What marriage is primarily about
When I hear complains of most of couples, they are usually caused by egoistic thoughts. They expect much from their spouses and when they couldn’t find what they think they should get, they start to complain and lose interest on their marriage. They define happiness by having or possessing. But, happiness is the result of giving not getting.
“There is no happiness in having, or in getting, but only in giving.” Gary Thomas quoted Henry Drummond in his Book Devotions for a Sacred Marriage. Then he added, “And half the world is on the wrong scent in the pursuit of happiness. They think it consists in having and getting, and in being served by others. It consists in giving and serving others.”
We train ourselves to be happy by trying to get and possess what we think which makes us happy. However, there is no happiness in getting. The same theory applies for marriage too. We expect our spouses to make us happy. We usually expect that they have to do this and that for us. We will never be happy this way. We can’t have a good and lasting marriage either. We are searching happiness in a place where we won’t find it ever.

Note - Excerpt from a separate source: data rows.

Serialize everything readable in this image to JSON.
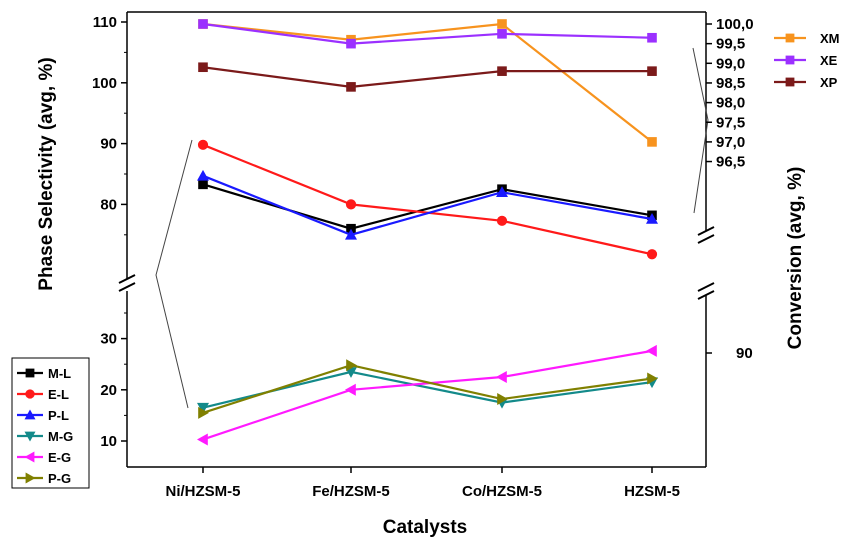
{
  "chart_data": {
    "type": "line",
    "xlabel": "Catalysts",
    "categories": [
      "Ni/HZSM-5",
      "Fe/HZSM-5",
      "Co/HZSM-5",
      "HZSM-5"
    ],
    "left_axis": {
      "label": "Phase Selectivity (avg, %)",
      "scale": "broken",
      "upper_range": [
        70,
        110
      ],
      "lower_range": [
        5,
        38
      ],
      "upper_ticks": [
        80,
        90,
        100,
        110
      ],
      "lower_ticks": [
        10,
        20,
        30
      ]
    },
    "right_axis": {
      "label": "Conversion (avg, %)",
      "scale": "broken",
      "upper_range": [
        95.9,
        100
      ],
      "upper_ticks": [
        "96,5",
        "97,0",
        "97,5",
        "98,0",
        "98,5",
        "99,0",
        "99,5",
        "100,0"
      ],
      "lower_ticks": [
        "90"
      ]
    },
    "series": [
      {
        "name": "XM",
        "axis": "right",
        "color": "#F7931E",
        "marker": "square",
        "values": [
          100.0,
          99.6,
          100.0,
          97.0
        ]
      },
      {
        "name": "XE",
        "axis": "right",
        "color": "#9B30FF",
        "marker": "square",
        "values": [
          100.0,
          99.5,
          99.75,
          99.65
        ]
      },
      {
        "name": "XP",
        "axis": "right",
        "color": "#7B1A1A",
        "marker": "square",
        "values": [
          98.9,
          98.4,
          98.8,
          98.8
        ]
      },
      {
        "name": "M-L",
        "axis": "left",
        "color": "#000000",
        "marker": "square",
        "values": [
          83.3,
          76.0,
          82.5,
          78.2
        ]
      },
      {
        "name": "E-L",
        "axis": "left",
        "color": "#FF1A1A",
        "marker": "circle",
        "values": [
          89.8,
          80.0,
          77.3,
          71.8
        ]
      },
      {
        "name": "P-L",
        "axis": "left",
        "color": "#1A1AFF",
        "marker": "triangle-up",
        "values": [
          84.7,
          75.0,
          82.0,
          77.6
        ]
      },
      {
        "name": "M-G",
        "axis": "left",
        "color": "#138A8A",
        "marker": "triangle-down",
        "values": [
          16.5,
          23.5,
          17.5,
          21.5
        ]
      },
      {
        "name": "E-G",
        "axis": "left",
        "color": "#FF1AFF",
        "marker": "triangle-left",
        "values": [
          10.3,
          20.0,
          22.5,
          27.6
        ]
      },
      {
        "name": "P-G",
        "axis": "left",
        "color": "#808000",
        "marker": "triangle-right",
        "values": [
          15.5,
          24.8,
          18.2,
          22.2
        ]
      }
    ],
    "legend_left": [
      "M-L",
      "E-L",
      "P-L",
      "M-G",
      "E-G",
      "P-G"
    ],
    "legend_right": [
      "XM",
      "XE",
      "XP"
    ],
    "grid": false
  }
}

God is love. And he made us by his own image. This image of God in us derives its characters from him. So, if God is love, we are created to love others not only to be loved only. Marriage goes same way. It is not about what you get, it is about what you give. You made a commitment at the beginning, to love and take care of your spouse, for better or for worse. This is entirely giving. And that is what the foundation of marriage lies; giving, providing, loving and caring.